Le mouvement des Réformateurs, longtemps présenté comme l’espoir d’une réforme interne de l’UFDG, est désormais en pleine désunion. Invité de l’émission Le Marqueur sur Télé 24, Lamarana Petty Diallo, fondateur du mouvement et ancien cadre de l’UFDG, a confirmé ce que beaucoup murmuraient déjà : son initiative politique s’effrite, et il a choisi de rejoindre l’UDRG, dirigée par le Premier ministre Bah Oury.
Selon lui, le mouvement était condamné dès le départ : sans statut légal et incapable de se transformer en parti politique reconnu, il n’avait aucune chance de peser durablement dans le paysage politique guinéen. Une justification qui sonne comme un aveu : plutôt que de se battre pour ses idées ou ses militants, certains leaders préfèrent sécuriser leur avenir politique ailleurs.
« Le mouvement des Réformateurs se porte tant bien que mal. Aujourd’hui, une partie des fédéraux et certains membres de la direction nationale ont décidé de rejoindre l’UDRG », a-t-il reconnu. Et d’ajouter : « Ce n’est pas un départ conflictuel. C’est un choix politique, un divorce certes, mais sans animosité ni affrontement. » Une manière polie de masquer la réalité : la désunion est consommée, et le mouvement éclate sous le poids de ses contradictions internes.
À l’origine, les Réformateurs visaient à prendre la tête de l’UFDG pour la réformer de l’intérieur. L’échec de cette stratégie a rapidement mis à nu les limites de leur organisation. « Nous avons tenu de nombreuses réunions pour transformer le mouvement en parti politique, mais cela n’a pas abouti », explique Lamarana Petty Diallo. Or, en Guinée, un mouvement sans statut légal est une coquille vide. Un constat froid qui a poussé certains à jeter l’éponge.
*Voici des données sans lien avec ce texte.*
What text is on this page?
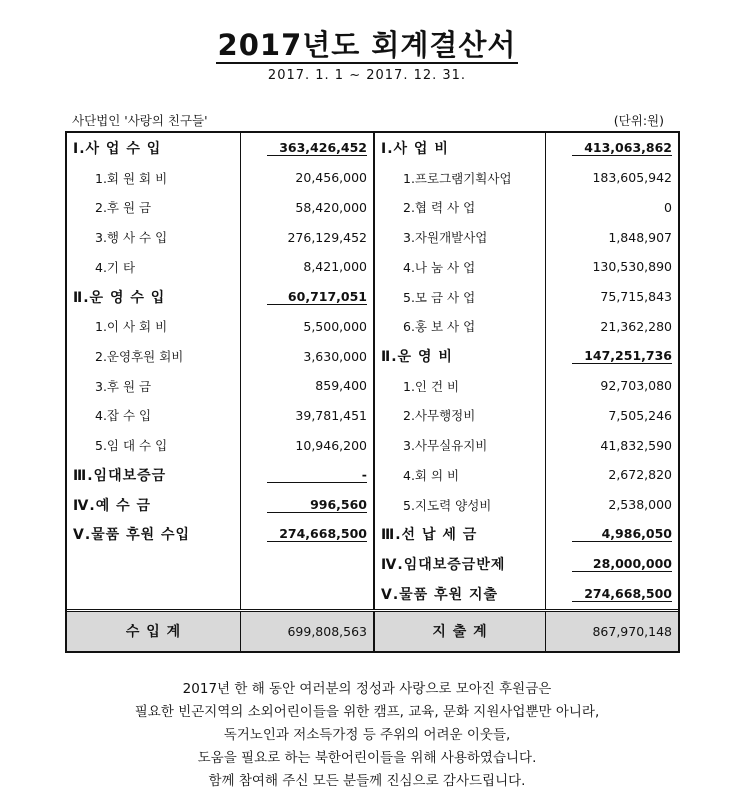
2017년도 회계결산서
2017. 1. 1 ~ 2017. 12. 31.
사단법인 '사랑의 친구들'	(단위:원)
Ⅰ.사 업 수 입	363,426,452	Ⅰ.사 업 비	413,063,862
1.회 원 회 비	20,456,000	1.프로그램기획사업	183,605,942
2.후 원 금	58,420,000	2.협 력 사 업	0
3.행 사 수 입	276,129,452	3.자원개발사업	1,848,907
4.기 타	8,421,000	4.나 눔 사 업	130,530,890
Ⅱ.운 영 수 입	60,717,051	5.모 금 사 업	75,715,843
1.이 사 회 비	5,500,000	6.홍 보 사 업	21,362,280
2.운영후원 회비	3,630,000	Ⅱ.운 영 비	147,251,736
3.후 원 금	859,400	1.인 건 비	92,703,080
4.잡 수 입	39,781,451	2.사무행정비	7,505,246
5.임 대 수 입	10,946,200	3.사무실유지비	41,832,590
Ⅲ.임대보증금	-	4.회 의 비	2,672,820
Ⅳ.예 수 금	996,560	5.지도력 양성비	2,538,000
Ⅴ.물품 후원 수입	274,668,500	Ⅲ.선 납 세 금	4,986,050
		Ⅳ.임대보증금반제	28,000,000
		Ⅴ.물품 후원 지출	274,668,500
수 입 계	699,808,563	지 출 계	867,970,148
2017년 한 해 동안 여러분의 정성과 사랑으로 모아진 후원금은
필요한 빈곤지역의 소외어린이들을 위한 캠프, 교육, 문화 지원사업뿐만 아니라,
독거노인과 저소득가정 등 주위의 어려운 이웃들,
도움을 필요로 하는 북한어린이들을 위해 사용하였습니다.
함께 참여해 주신 모든 분들께 진심으로 감사드립니다.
Le choix de rejoindre l’UDRG a été présenté comme pragmatique et stratégique. Pourtant, il laisse derrière lui un mouvement fragilisé et des militants perdus, qui se voient forcés de renoncer à des années d’efforts pour reconstruire à zéro dans une autre formation. Même le parrain du mouvement, Ousmane Gaoual Diallo, voit ses partisans se disperser : certains suivent Petty Diallo, d’autres restent fidèles.
Sur l’avenir de l’UDRG, Lamarana Petty Diallo se veut rassurant : « Dire aujourd’hui que l’UDRG est appelée à disparaître serait excessif. Il y a des débats, des dynamiques politiques en cours, mais la politique est faite de recompositions, pas d’annonces hâtives. » Une façon élégante de masquer la vérité : la recomposition guinéenne semble désormais se faire au détriment de la cohésion et de la loyauté envers ses militants.
En définitive, ce départ marque plus qu’une simple recomposition politique : il met en lumière le dilemme de nombreux mouvements guinéens, entre ambitions personnelles et engagement collectif. Quand le pragmatisme se transforme en fuite stratégique, qui reste pour défendre les idées initiales ? Les Réformateurs, en tout cas, ne semblent plus avoir de réponse.